La trattativa non è tra le più semplici, perché l'ex calciatore biancoverde è ancora legato contrattualmente al Foggia con il quale ha sfiorato l'accesso ai play off nell'attuale torneo di Lega Pro, disputando comunque un campionato positivo, a tratti spettacolare con il suo 4-3-3 a trazione anteriore.
Il club pugliese non sembrerebbe intenzionato a privarsi di De Zerbi e allora la società biancoverde potrebbe guardare verso altri lidi. Se dovesse andar male per De Zerbi, si proverà a tentare il tutto per tutto per Carmine Parlato, allenatore del Padova riportato tra i professionisti dopo un anno in Serie D. Il tecnico ha da poco firmato un biennale con i veneti, ma la chiamata dell'Avellino potrebbe spingerlo verso l'Irpinia dopo l'esperienza da calciatore agli inizi degli anni novanta.
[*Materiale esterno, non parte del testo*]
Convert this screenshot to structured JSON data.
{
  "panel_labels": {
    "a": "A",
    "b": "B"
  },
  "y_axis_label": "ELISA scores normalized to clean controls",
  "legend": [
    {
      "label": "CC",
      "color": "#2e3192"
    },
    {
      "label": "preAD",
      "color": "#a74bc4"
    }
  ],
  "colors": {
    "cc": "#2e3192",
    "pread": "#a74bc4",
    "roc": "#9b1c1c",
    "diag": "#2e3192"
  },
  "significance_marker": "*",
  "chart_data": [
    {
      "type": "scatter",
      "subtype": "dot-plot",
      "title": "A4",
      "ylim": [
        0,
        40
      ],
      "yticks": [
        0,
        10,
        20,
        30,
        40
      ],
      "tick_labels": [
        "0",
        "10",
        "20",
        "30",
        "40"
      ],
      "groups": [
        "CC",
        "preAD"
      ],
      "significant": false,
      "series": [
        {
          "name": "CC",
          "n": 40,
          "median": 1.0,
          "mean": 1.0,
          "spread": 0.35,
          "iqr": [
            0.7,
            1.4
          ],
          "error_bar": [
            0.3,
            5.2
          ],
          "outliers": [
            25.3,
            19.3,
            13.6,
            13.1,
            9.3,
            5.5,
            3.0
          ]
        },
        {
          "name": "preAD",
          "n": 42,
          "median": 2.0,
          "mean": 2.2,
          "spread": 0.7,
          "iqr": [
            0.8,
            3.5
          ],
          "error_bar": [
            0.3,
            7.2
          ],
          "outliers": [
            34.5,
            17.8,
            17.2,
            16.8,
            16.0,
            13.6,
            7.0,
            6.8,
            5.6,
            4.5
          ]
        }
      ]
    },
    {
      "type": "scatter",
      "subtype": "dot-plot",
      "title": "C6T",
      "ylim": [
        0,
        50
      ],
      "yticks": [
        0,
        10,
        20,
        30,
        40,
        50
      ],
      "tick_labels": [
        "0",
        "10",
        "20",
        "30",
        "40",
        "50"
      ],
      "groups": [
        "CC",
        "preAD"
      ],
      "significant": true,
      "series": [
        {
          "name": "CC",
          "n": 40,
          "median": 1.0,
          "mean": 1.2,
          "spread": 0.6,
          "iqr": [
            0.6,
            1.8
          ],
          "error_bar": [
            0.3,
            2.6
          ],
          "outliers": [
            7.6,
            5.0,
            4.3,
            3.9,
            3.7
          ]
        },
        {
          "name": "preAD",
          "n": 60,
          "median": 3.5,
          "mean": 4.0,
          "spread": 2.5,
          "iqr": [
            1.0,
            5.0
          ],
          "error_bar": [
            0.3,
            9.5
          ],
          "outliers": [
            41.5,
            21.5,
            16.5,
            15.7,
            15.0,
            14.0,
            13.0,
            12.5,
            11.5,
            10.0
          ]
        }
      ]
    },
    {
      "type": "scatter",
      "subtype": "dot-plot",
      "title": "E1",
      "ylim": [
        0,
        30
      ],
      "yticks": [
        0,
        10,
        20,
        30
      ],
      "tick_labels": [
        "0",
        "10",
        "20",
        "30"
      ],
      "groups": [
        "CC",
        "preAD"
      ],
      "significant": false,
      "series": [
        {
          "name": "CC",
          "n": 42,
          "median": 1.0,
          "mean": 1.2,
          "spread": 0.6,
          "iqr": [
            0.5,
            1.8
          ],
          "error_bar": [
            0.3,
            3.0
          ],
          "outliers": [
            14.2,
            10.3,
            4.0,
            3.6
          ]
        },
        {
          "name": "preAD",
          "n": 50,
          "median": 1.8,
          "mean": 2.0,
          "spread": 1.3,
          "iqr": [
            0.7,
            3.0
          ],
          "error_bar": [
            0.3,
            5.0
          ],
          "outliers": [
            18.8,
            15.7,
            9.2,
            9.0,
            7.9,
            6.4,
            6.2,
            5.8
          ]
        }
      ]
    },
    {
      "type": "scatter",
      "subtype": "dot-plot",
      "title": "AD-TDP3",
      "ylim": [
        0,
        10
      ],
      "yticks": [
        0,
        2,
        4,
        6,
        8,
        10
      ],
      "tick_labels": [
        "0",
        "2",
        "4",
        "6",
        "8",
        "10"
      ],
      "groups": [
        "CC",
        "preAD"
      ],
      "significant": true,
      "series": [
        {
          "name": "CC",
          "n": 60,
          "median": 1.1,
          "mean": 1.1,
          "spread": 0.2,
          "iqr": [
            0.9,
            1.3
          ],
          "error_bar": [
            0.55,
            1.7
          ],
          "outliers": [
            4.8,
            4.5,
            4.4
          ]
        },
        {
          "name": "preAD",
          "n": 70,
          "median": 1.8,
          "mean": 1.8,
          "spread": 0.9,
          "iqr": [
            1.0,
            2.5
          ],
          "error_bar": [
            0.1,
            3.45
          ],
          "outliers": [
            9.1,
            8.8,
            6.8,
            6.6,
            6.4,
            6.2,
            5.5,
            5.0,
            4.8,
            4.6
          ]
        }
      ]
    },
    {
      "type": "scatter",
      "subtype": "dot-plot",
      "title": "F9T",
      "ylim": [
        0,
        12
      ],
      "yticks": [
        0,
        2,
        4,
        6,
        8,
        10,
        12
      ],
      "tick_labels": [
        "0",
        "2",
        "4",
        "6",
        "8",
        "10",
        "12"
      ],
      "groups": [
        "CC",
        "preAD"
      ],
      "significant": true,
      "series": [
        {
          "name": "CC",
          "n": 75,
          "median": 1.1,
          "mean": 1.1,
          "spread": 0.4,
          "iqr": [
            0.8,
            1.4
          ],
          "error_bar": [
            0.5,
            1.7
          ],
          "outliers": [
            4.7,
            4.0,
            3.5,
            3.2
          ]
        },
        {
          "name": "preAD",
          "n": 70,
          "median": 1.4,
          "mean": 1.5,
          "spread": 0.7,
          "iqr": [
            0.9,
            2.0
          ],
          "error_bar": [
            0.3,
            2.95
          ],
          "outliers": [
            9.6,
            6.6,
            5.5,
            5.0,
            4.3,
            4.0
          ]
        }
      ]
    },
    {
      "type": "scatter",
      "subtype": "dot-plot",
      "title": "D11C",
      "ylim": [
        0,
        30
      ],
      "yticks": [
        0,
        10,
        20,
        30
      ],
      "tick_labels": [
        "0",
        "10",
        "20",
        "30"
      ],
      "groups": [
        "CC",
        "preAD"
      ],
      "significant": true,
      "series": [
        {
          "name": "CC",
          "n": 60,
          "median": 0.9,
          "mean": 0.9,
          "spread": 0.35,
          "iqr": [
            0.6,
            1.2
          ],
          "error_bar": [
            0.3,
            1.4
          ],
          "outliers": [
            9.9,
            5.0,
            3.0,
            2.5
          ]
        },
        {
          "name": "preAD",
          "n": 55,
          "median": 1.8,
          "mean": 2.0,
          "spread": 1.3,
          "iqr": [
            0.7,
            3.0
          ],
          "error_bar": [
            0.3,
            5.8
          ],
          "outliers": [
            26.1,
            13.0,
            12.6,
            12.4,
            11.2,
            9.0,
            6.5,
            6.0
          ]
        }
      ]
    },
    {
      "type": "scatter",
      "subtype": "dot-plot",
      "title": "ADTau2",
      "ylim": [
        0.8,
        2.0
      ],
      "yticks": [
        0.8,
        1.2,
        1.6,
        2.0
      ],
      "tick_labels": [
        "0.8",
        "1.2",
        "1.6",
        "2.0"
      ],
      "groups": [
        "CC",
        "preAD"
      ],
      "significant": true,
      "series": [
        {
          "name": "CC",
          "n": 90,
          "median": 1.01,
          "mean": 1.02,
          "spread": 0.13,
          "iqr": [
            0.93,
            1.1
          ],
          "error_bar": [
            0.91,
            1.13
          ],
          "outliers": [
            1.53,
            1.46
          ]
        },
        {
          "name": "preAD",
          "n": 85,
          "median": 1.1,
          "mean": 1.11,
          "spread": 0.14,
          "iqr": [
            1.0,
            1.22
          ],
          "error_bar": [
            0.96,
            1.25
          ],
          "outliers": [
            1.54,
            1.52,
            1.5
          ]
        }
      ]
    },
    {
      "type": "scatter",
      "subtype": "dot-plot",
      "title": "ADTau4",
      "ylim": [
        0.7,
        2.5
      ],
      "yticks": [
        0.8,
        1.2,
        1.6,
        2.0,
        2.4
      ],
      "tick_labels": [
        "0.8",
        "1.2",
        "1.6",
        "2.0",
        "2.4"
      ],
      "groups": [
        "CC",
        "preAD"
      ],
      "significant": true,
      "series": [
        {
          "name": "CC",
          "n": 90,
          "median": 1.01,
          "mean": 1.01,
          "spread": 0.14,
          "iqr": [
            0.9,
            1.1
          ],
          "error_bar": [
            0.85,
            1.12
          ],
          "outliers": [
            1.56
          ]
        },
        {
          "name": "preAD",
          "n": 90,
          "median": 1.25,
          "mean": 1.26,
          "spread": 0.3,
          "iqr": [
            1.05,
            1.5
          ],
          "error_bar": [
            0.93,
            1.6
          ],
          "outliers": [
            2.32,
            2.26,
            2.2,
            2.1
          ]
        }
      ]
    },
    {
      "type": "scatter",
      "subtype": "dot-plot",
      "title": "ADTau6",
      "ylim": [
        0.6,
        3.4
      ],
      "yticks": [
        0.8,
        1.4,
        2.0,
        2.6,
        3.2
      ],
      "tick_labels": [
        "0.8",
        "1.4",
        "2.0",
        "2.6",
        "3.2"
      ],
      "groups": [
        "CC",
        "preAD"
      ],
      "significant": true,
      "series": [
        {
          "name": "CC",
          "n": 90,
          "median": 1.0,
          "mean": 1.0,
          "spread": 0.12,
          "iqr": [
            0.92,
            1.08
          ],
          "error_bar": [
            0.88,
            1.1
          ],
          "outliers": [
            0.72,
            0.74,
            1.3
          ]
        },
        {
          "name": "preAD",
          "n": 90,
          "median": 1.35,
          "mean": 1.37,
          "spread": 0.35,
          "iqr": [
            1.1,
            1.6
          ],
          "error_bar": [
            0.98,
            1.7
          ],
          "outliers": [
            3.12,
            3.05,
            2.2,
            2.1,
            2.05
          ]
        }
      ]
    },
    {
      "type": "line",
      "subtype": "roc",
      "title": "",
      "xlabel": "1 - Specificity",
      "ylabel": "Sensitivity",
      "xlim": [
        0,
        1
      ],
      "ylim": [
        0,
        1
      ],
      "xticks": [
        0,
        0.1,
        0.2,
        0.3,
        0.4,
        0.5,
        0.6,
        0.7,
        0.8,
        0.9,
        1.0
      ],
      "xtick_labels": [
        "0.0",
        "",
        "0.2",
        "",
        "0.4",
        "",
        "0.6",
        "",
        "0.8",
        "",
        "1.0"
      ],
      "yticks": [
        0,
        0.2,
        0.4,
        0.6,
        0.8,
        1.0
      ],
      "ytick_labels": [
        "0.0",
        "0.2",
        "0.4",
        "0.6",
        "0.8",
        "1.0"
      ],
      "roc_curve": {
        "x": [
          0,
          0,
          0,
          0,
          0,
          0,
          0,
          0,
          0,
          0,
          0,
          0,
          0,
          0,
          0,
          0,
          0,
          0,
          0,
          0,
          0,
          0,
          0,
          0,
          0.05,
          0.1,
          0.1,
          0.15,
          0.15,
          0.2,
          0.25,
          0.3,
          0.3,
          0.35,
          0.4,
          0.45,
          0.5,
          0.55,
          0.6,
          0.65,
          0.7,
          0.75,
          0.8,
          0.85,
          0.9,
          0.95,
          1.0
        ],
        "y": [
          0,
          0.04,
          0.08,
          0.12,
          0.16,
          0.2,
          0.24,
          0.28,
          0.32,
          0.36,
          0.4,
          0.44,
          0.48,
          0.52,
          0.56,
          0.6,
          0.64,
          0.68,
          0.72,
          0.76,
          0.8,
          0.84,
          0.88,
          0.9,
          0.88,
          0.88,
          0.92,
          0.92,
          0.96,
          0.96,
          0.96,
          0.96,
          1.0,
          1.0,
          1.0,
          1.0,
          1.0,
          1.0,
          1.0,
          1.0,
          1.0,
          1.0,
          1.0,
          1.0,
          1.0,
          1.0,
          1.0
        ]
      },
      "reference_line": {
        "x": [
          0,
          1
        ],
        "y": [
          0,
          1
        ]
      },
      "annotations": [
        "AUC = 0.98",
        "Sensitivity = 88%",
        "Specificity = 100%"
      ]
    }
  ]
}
E' forte anche l'interesse per Attilio Tesser che ha chiuso il rapporto di lavoro con la Ternana dopo aver conquistato la salvezza. Tecnico d'esperienza e profilo estremamente diverso rispetto agli altri due. Tra i nomi circolati nelle ultime ore c'è anche quello di Diego Lopez. L'uruguaiano è stato esonerato nel rush finale della stagione regolare e sostituito da Delio Rossi sulla panchina del Bologna ed è pronto a rimettersi in gioco al pari di Walter Alfredo Novellino, irpino di Montemarano, silurato dal Modena e attualmente svincolato. Da non scartare neanche l'ipotesi Roberto Boscaglia, ma sull'ex trainer del Trapani c'è anche il Brescia.